My passion for Favre became so well-known among my circle of Bostonian friends, that when the Packers suffered a devastating loss during the NFC Championship game, I received sympathy texts and voicemail as if I had lost a relative or something.
Even my middle school students knew of my love for Favre. When my students were upset over an assignment I had given them they would mutter under their breath, “Brett Favre sucks” as if that was the all-time worst insult they could imagine. When I competed in The Ultimate Grind, a grueling physical competition devised by my athletic trainer friends and carried out in a foot of snow, I was given “The Brett Favre Award” for my passion for competition. In fact, my name pretty much became synonymous with Brett Favre and the Green Bay Packers.
Needless to say, I was a freaking Brett Favre fan if there ever was one. So it might come as a shock that, today, I am still hoarse from booing Brett Favre at Lambeau Field during Sunday night’s Packers/Vikings game. I booed for Brett Favre during his every play of the game, screamed for joy at his interceptions and even flashed a few thumbs down signs in his direction (Since I was sitting near children, I refrained from giving the finger.)
Amidst my public displays of Favre-hate, something dawned on me. How could it be that the 71,000 other fans and I were shouting at the top of our longs for the demise of someone who we had drooled over only two short years ago? How had it come to this? Favre played a terrible game while receiving boos for his every move. On top of that, he is injury-laden, the punchline of dick jokes, and his own wife didn’t even bother to attend Sunday’s game. Brett Favre had taken his legend and dragged it through the mud. It became crystal clear to me: Brett Favre should have quit when he was still ahead.

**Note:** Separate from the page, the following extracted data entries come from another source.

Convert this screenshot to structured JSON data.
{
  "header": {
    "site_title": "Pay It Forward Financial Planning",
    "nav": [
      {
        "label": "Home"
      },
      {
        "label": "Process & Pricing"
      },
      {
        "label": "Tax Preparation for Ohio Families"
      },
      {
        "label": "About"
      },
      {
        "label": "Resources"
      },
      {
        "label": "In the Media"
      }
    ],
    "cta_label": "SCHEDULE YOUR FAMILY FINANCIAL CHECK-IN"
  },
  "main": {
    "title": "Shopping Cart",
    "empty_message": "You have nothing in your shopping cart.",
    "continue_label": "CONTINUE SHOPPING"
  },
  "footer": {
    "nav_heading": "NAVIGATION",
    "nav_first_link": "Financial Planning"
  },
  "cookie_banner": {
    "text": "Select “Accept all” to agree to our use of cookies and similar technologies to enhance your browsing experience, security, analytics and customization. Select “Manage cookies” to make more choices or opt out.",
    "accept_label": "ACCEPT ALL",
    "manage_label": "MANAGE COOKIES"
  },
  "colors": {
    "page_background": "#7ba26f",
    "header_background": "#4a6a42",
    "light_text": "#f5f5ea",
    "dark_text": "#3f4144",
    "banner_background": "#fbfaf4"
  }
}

If he had quit after 16 seasons in Green Bay, Favre would’ve been remembered for his dedication, passion, and talent instead of as a spiteful, selfish prima donna with a sexting problem. His jersey probably would have been retired by now and he could be spending his days filming Wranglers commercials in peace. Let Brett Favre’s shenanigans be a lesson to all of us: quit while you’re still ahead.
I still have a framed poster of Favre in my bedroom from the Monday Night game he played after his father died unexpectedly. The poster now serves as a visual reminder to me to quit while I’m still ahead. I’m not involved in anything that I want to quit, but when the moment arrives, I will be sure to make a timely exit.

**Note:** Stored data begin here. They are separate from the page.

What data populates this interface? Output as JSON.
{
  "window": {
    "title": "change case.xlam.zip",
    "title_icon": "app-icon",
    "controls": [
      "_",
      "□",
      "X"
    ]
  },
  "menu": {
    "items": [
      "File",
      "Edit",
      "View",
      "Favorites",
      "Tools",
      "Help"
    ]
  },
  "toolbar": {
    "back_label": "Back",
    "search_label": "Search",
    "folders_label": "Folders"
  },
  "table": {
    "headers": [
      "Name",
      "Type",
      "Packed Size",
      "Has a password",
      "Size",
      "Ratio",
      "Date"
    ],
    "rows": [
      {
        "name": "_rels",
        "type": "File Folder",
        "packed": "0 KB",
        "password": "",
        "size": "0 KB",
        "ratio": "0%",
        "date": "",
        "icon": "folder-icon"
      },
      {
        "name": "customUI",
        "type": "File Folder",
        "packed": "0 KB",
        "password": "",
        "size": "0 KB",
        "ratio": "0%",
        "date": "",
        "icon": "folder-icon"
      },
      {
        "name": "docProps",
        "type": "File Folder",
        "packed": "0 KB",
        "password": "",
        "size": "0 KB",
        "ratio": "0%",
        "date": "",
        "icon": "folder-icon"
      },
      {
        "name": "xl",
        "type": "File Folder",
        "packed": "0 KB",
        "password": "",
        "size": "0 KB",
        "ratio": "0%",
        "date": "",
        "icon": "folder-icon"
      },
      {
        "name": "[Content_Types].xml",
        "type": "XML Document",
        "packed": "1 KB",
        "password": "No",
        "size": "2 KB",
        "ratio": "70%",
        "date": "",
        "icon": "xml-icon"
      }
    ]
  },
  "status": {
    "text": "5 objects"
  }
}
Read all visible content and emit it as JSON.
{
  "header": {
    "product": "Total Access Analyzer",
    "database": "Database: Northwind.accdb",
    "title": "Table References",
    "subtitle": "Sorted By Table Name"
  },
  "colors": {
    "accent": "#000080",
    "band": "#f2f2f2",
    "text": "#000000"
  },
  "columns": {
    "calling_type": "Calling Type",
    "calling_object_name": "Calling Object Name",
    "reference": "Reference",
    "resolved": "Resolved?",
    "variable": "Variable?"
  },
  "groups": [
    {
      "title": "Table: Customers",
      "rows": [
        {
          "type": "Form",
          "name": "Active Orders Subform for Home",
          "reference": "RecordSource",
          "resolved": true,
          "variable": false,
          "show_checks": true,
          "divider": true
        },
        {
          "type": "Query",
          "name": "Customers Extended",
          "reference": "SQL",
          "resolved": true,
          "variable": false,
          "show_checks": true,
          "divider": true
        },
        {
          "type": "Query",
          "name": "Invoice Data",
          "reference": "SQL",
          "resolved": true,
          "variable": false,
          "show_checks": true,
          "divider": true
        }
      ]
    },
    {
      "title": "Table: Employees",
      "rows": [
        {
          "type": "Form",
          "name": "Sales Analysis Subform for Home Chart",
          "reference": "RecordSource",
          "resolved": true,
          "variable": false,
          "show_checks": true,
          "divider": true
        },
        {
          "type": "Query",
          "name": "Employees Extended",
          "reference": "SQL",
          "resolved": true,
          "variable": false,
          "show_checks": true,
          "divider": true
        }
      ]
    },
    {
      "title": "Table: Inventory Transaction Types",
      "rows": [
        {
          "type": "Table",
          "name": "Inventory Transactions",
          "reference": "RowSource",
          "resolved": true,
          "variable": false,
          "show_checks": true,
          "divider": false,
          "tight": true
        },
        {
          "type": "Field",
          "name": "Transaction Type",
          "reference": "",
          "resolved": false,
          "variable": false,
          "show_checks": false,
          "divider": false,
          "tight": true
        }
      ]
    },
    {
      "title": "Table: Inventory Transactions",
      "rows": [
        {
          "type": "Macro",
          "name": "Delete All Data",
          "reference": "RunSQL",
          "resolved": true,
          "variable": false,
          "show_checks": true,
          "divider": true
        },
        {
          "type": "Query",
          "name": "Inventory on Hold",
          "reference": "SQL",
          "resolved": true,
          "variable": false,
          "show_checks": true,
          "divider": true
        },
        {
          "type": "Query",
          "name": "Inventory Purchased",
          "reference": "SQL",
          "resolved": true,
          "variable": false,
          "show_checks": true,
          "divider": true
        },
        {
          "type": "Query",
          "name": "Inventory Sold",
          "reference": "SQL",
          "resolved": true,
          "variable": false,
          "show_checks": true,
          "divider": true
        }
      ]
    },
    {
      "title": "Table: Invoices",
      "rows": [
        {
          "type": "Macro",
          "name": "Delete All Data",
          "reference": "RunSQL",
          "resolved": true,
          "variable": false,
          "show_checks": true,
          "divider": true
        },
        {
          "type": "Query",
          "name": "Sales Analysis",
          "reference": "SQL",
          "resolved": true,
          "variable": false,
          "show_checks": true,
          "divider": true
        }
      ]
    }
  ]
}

I must admit that, while I’ve stayed out of the frey when it comes to the Favre-mania, I think you’re right. Brett had a good thing going, and he pushed it too far. Some would argue that he persisted for love of the game. But, I’m afraid I disagree. I think his decision was fueled by greed — both for the $$ and the spotlight.
Great lesson for all of us to keep our heads on straight, pay attention, and know when to let good enough alone.
Thanks for commenting! I agree with you, I believe his decision to keep playing was fueled by greed. I used to think it was for the love of the game (as a fan you want to believe the best in people), but obviously that’s not true.
You’ve summed up my sentiments exactly. The only difference is that I started to tire of his retirement schtick about in 2004. By the time the break-up occurred, I was totally on Ted Thompson’s side. Ted had every right to ask Brett was his career plans were so he could act accordingly. I am still surprised how many sided with Brett on this simple demand. History, at least in this regard, has proven Ted made the right decision or we’d be getting dragged through it year after year.
I’m so glad the Packers moved on and no longer have to be dragged through this Favre drama–look what it’s doing to the Vikings! It is surprising that so many people sided with Favre through the whole ordeal. Sunday’s win was particularly great because I feel like we can be done with the Favre playing at Lambeau drama for once and for all. Thanks for commenting!